As early as 1971, Australia emerged as the first country to legally bind compulsory seat belt use37, and data show that seat belt use in 2023 had reached 98 per cent in Australia38. Approximately 20 per cent of drivers and passengers killed in crashes (where seat belt use is known) reportedly did not wear seat belts39. The fact that after 50 yr some Australians still fail to wear a seatbelt, although they are legislated, demonstrates why implementation research remains important.

Intoxication, driver fatigue, and distraction are well understood by researchers to be difficult factors to mitigate among the causes of road accidents. In terms of drivers who are intoxicated, Random Breath Testing (RBT) has been a cornerstone of Australia’s efforts to reduce alcohol-related road crashes. A study by Home and Mcllwain39 assessed the implementation and effectiveness of RBT programmes. This study highlighted the role of visible enforcement, public awareness campaigns, and legislative support in achieving high levels of compliance and reducing alcohol-impaired driving40.
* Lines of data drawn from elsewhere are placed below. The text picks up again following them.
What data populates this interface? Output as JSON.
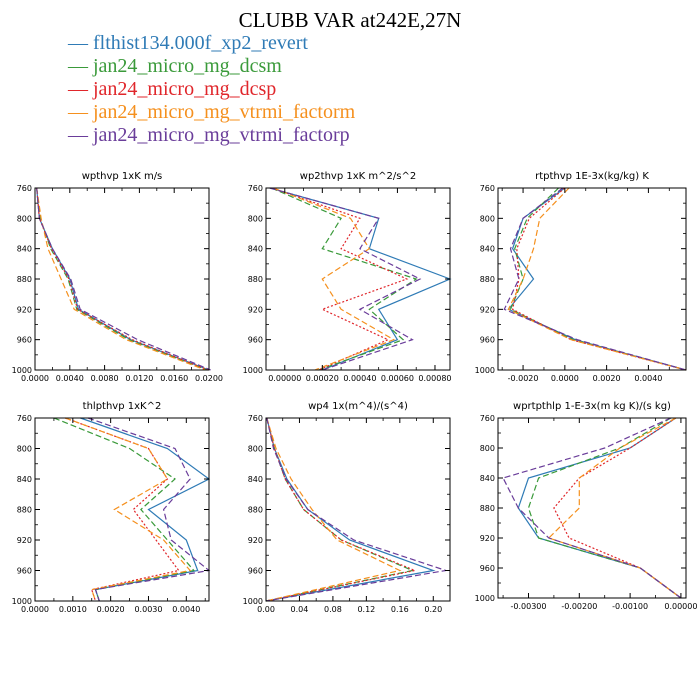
{
  "figure": {
    "title": "CLUBB VAR at242E,27N"
  },
  "legend": [
    {
      "name": "flthist134.000f_xp2_revert",
      "color": "#2f7bb6"
    },
    {
      "name": "jan24_micro_mg_dcsm",
      "color": "#3a9a3a"
    },
    {
      "name": "jan24_micro_mg_dcsp",
      "color": "#e0262b"
    },
    {
      "name": "jan24_micro_mg_vtrmi_factorm",
      "color": "#f5901e"
    },
    {
      "name": "jan24_micro_mg_vtrmi_factorp",
      "color": "#6a3d9a"
    }
  ],
  "chart_data": [
    {
      "type": "line",
      "title": "wpthvp  1xK m/s",
      "xlim": [
        0,
        0.02
      ],
      "ylim": [
        760,
        1000
      ],
      "y_reversed": true,
      "xticks": [
        "0.0000",
        "0.0040",
        "0.0080",
        "0.0120",
        "0.0160",
        "0.0200"
      ],
      "yticks": [
        "760",
        "800",
        "840",
        "880",
        "920",
        "960",
        "1000"
      ],
      "y": [
        760,
        800,
        840,
        880,
        920,
        960,
        1000
      ],
      "series": [
        {
          "color": "#2f7bb6",
          "dash": "",
          "x": [
            0.0002,
            0.0005,
            0.002,
            0.004,
            0.005,
            0.011,
            0.02
          ]
        },
        {
          "color": "#3a9a3a",
          "dash": "6,3",
          "x": [
            0.0002,
            0.0006,
            0.0018,
            0.0038,
            0.0048,
            0.0108,
            0.0198
          ]
        },
        {
          "color": "#e0262b",
          "dash": "2,2",
          "x": [
            0.0002,
            0.0005,
            0.0019,
            0.0039,
            0.0049,
            0.0112,
            0.0199
          ]
        },
        {
          "color": "#f5901e",
          "dash": "6,3",
          "x": [
            0.0002,
            0.0007,
            0.0015,
            0.003,
            0.0045,
            0.0105,
            0.0196
          ]
        },
        {
          "color": "#6a3d9a",
          "dash": "6,3",
          "x": [
            0.0002,
            0.0005,
            0.002,
            0.0041,
            0.0052,
            0.0118,
            0.0202
          ]
        }
      ]
    },
    {
      "type": "line",
      "title": "wp2thvp  1xK m^2/s^2",
      "xlim": [
        -0.0001,
        0.00088
      ],
      "ylim": [
        760,
        1000
      ],
      "y_reversed": true,
      "xticks": [
        "0.00000",
        "0.00020",
        "0.00040",
        "0.00060",
        "0.00080"
      ],
      "yticks": [
        "760",
        "800",
        "840",
        "880",
        "920",
        "960",
        "1000"
      ],
      "y": [
        760,
        800,
        840,
        880,
        920,
        960,
        1000
      ],
      "series": [
        {
          "color": "#2f7bb6",
          "dash": "",
          "x": [
            -8e-05,
            0.0005,
            0.00045,
            0.00088,
            0.0005,
            0.0006,
            0.0002
          ]
        },
        {
          "color": "#3a9a3a",
          "dash": "6,3",
          "x": [
            -7e-05,
            0.0003,
            0.0002,
            0.0007,
            0.00045,
            0.00063,
            0.00018
          ]
        },
        {
          "color": "#e0262b",
          "dash": "2,2",
          "x": [
            -7e-05,
            0.0004,
            0.0003,
            0.00065,
            0.0002,
            0.00055,
            0.00018
          ]
        },
        {
          "color": "#f5901e",
          "dash": "6,3",
          "x": [
            -6e-05,
            0.00035,
            0.00045,
            0.0002,
            0.0003,
            0.00058,
            0.00016
          ]
        },
        {
          "color": "#6a3d9a",
          "dash": "6,3",
          "x": [
            -8e-05,
            0.0005,
            0.0004,
            0.00072,
            0.0004,
            0.00068,
            0.0002
          ]
        }
      ]
    },
    {
      "type": "line",
      "title": "rtpthvp  1E-3x(kg/kg) K",
      "xlim": [
        -0.0032,
        0.0058
      ],
      "ylim": [
        760,
        1000
      ],
      "y_reversed": true,
      "xticks": [
        "-0.0020",
        "0.0000",
        "0.0020",
        "0.0040"
      ],
      "yticks": [
        "760",
        "800",
        "840",
        "880",
        "920",
        "960",
        "1000"
      ],
      "y": [
        760,
        800,
        840,
        880,
        920,
        960,
        1000
      ],
      "series": [
        {
          "color": "#2f7bb6",
          "dash": "",
          "x": [
            0.0,
            -0.002,
            -0.0025,
            -0.0015,
            -0.0027,
            0.0005,
            0.0058
          ]
        },
        {
          "color": "#3a9a3a",
          "dash": "6,3",
          "x": [
            -0.0003,
            -0.0018,
            -0.0024,
            -0.002,
            -0.0026,
            0.0004,
            0.0058
          ]
        },
        {
          "color": "#e0262b",
          "dash": "2,2",
          "x": [
            0.0,
            -0.0017,
            -0.0023,
            -0.0022,
            -0.0025,
            0.0003,
            0.0058
          ]
        },
        {
          "color": "#f5901e",
          "dash": "6,3",
          "x": [
            0.0002,
            -0.0012,
            -0.0015,
            -0.002,
            -0.0027,
            0.0003,
            0.0058
          ]
        },
        {
          "color": "#6a3d9a",
          "dash": "6,3",
          "x": [
            -0.0001,
            -0.002,
            -0.0026,
            -0.0022,
            -0.0029,
            0.0006,
            0.0058
          ]
        }
      ]
    },
    {
      "type": "line",
      "title": "thlpthvp  1xK^2",
      "xlim": [
        0,
        0.0046
      ],
      "ylim": [
        760,
        1000
      ],
      "y_reversed": true,
      "xticks": [
        "0.0000",
        "0.0010",
        "0.0020",
        "0.0030",
        "0.0040"
      ],
      "yticks": [
        "760",
        "800",
        "840",
        "880",
        "920",
        "960",
        "1000"
      ],
      "y": [
        760,
        800,
        840,
        880,
        920,
        960,
        985,
        1000
      ],
      "series": [
        {
          "color": "#2f7bb6",
          "dash": "",
          "x": [
            0.0012,
            0.0035,
            0.0046,
            0.003,
            0.004,
            0.0043,
            0.0016,
            0.0017
          ]
        },
        {
          "color": "#3a9a3a",
          "dash": "6,3",
          "x": [
            0.0005,
            0.0025,
            0.0037,
            0.0028,
            0.0035,
            0.0042,
            0.0016,
            0.0017
          ]
        },
        {
          "color": "#e0262b",
          "dash": "2,2",
          "x": [
            0.0008,
            0.003,
            0.0035,
            0.0026,
            0.0032,
            0.0038,
            0.0015,
            0.0016
          ]
        },
        {
          "color": "#f5901e",
          "dash": "6,3",
          "x": [
            0.0008,
            0.003,
            0.0035,
            0.0021,
            0.0034,
            0.0041,
            0.0015,
            0.0016
          ]
        },
        {
          "color": "#6a3d9a",
          "dash": "6,3",
          "x": [
            0.0014,
            0.0037,
            0.0041,
            0.0034,
            0.0036,
            0.0046,
            0.0016,
            0.0017
          ]
        }
      ]
    },
    {
      "type": "line",
      "title": "wp4  1x(m^4)/(s^4)",
      "xlim": [
        0,
        0.22
      ],
      "ylim": [
        760,
        1000
      ],
      "y_reversed": true,
      "xticks": [
        "0.00",
        "0.04",
        "0.08",
        "0.12",
        "0.16",
        "0.20"
      ],
      "yticks": [
        "760",
        "800",
        "840",
        "880",
        "920",
        "960",
        "1000"
      ],
      "y": [
        760,
        800,
        840,
        880,
        920,
        960,
        1000
      ],
      "series": [
        {
          "color": "#2f7bb6",
          "dash": "",
          "x": [
            0.001,
            0.01,
            0.025,
            0.05,
            0.1,
            0.2,
            0.0
          ]
        },
        {
          "color": "#3a9a3a",
          "dash": "6,3",
          "x": [
            0.001,
            0.01,
            0.023,
            0.045,
            0.09,
            0.175,
            0.0
          ]
        },
        {
          "color": "#e0262b",
          "dash": "2,2",
          "x": [
            0.001,
            0.01,
            0.023,
            0.045,
            0.09,
            0.178,
            0.0
          ]
        },
        {
          "color": "#f5901e",
          "dash": "6,3",
          "x": [
            0.001,
            0.012,
            0.03,
            0.055,
            0.085,
            0.16,
            0.0
          ]
        },
        {
          "color": "#6a3d9a",
          "dash": "6,3",
          "x": [
            0.001,
            0.009,
            0.024,
            0.05,
            0.105,
            0.215,
            0.0
          ]
        }
      ]
    },
    {
      "type": "line",
      "title": "wprtpthlp  1-E-3x(m kg K)/(s kg)",
      "xlim": [
        -0.0036,
        0.0001
      ],
      "ylim": [
        760,
        1000
      ],
      "y_reversed": true,
      "xticks": [
        "-0.00300",
        "-0.00200",
        "-0.00100",
        "0.00000"
      ],
      "yticks": [
        "760",
        "800",
        "840",
        "880",
        "920",
        "960",
        "1000"
      ],
      "y": [
        760,
        800,
        840,
        880,
        920,
        960,
        1000
      ],
      "series": [
        {
          "color": "#2f7bb6",
          "dash": "",
          "x": [
            -0.0001,
            -0.001,
            -0.003,
            -0.0032,
            -0.0028,
            -0.0008,
            0.0
          ]
        },
        {
          "color": "#3a9a3a",
          "dash": "6,3",
          "x": [
            -0.0002,
            -0.0012,
            -0.0028,
            -0.003,
            -0.0028,
            -0.0008,
            0.0
          ]
        },
        {
          "color": "#e0262b",
          "dash": "2,2",
          "x": [
            -0.0001,
            -0.001,
            -0.002,
            -0.0025,
            -0.0022,
            -0.0008,
            0.0
          ]
        },
        {
          "color": "#f5901e",
          "dash": "6,3",
          "x": [
            -0.0001,
            -0.0012,
            -0.002,
            -0.002,
            -0.0026,
            -0.0008,
            0.0
          ]
        },
        {
          "color": "#6a3d9a",
          "dash": "6,3",
          "x": [
            -0.0002,
            -0.0015,
            -0.0035,
            -0.0032,
            -0.0026,
            -0.0008,
            0.0
          ]
        }
      ]
    }
  ]
}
Driver fatigue or distraction is difficult to combat legislatively, although all Australian States and territories have strict mobile phone legislation in place making it a crime to use your mobile phone in a moving vehicle; for how do you turn the audio off or navigation only, unless it can be operated without touching it41. On the whole, however, combating driver fatigue and distraction requires psychological approaches involving road safety education in schools and information campaigns through media to instill safe behaviours in individuals. Another study by Oxley et al42 explored the implementation of a comprehensive road safety education programme in Australian schools. The research results emphasized the need for a coordinated approach involving schools, parents, and communities to achieve sustained and positive effects on road safety knowledge as well as behaviour. Road safety initiatives such as these have been recorded to be successful in reducing road deaths from a peak in the year 1970 when 3,798 were recorded while in 2023, there were 1,266 recorded deaths43. However, this was an increase of 7.3 per cent from 2022, and progress has stalled, encouraging new implementation research43.

Conclusions

After many decades, Australia has in place laws, programmes, policies, public and private groups, and community customs that assist in the management of public health issues, such as stroke and road safety. Nevertheless, the continued implementation of innovation in these areas of public interest requires persistent and strategic planning if gains in health and safety are to be maintained or enhanced. It is clear, on the other hand, that India understands what is required to improve the country’s current stroke care and standard of road safety and, that research, planning, and preliminary action are underway throughout the subcontinent, although implementation of much good research faces significant barriers. Addressing this issue requires Government initiatives such as effective enforcement, infrastructure development, public awareness, technology integration coupled with community involvement, and a cultural shift towards permanent changes in human behaviour, all of which are vital for achieving success. Australia’s implementation research can provide valuable insights into the efforts of mitigating the impact of stroke and enhancing road safety in India.

Acknowledgment

Authors acknowledge the editorial help provided by Ms Barbara Brougham.

Financial support & sponsorship

None.

Conflicts of Interest

None.

Use of artificial intelligence (AI)-assisted technology for manuscript preparation

The authors confirm that there was no use of artificial intelligence (AI)-assisted technology for assisting in the writing of the manuscript and no images were manipulated using AI.